The embroidered text begins on the first panel:
Gift of the community leader, his honor Rabbi Gedalia Charlevil, may God protect him, and his wife, Madame Brendl, daughter of his honor, Rabbi Abraham;
The text continues on the second panel:
For the elevation of the soul of his departed father, the community leader, his honor Rabbi Simon, son of the community leader Jacob Charlevil, may the memory of the righteous be for a blessing, who was among those who laid the cornerstone of the synagogue of our community, in The Hague, may God protect it, which was established on Tuesday, the 25th of Nisan, [5]603, according to the minor reckoning. (= 25 April 1843).
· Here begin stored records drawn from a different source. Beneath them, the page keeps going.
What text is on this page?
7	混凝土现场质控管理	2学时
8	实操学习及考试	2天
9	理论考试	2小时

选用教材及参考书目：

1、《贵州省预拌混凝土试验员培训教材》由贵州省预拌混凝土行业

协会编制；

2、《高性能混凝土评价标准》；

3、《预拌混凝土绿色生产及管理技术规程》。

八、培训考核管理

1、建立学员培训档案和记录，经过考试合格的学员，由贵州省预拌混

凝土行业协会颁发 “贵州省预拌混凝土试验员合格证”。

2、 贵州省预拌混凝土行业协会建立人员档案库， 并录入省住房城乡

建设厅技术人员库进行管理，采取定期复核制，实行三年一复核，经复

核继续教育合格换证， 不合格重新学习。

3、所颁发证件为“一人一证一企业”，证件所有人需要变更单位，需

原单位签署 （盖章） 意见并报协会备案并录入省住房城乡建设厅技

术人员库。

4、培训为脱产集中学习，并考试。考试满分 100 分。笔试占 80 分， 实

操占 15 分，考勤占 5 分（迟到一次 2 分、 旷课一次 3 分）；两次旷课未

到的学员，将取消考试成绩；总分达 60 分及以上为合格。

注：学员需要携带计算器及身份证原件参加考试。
Both Gedalia Charlevil and his wife Brendl (née Berendina van Gelder) were born in the Netherlands in 1899 and married in The Hague in 1842. The Charlevil family may have had its origins in the French city of the same name, but by the mid-nineteenth century, they were important pillars of the Jewish community in The Hague, as may be ascertained from the fact that Simon Charlevil is memorialized in this embroidered inscription as one of those who laid the synagogue cornerstone. Today, the same building houses a mosque, though the original cornerstone engraved in both Hebrew and Dutch is still visible at street level. It reads: "The first stone of the construction of the sanctuary of God, this Ashkenazi congregation Yeshurun , the holy congregation of The Hague, may God defend it, which was placed on Tuesday, the 25th of Nissan, 5603 [1843]."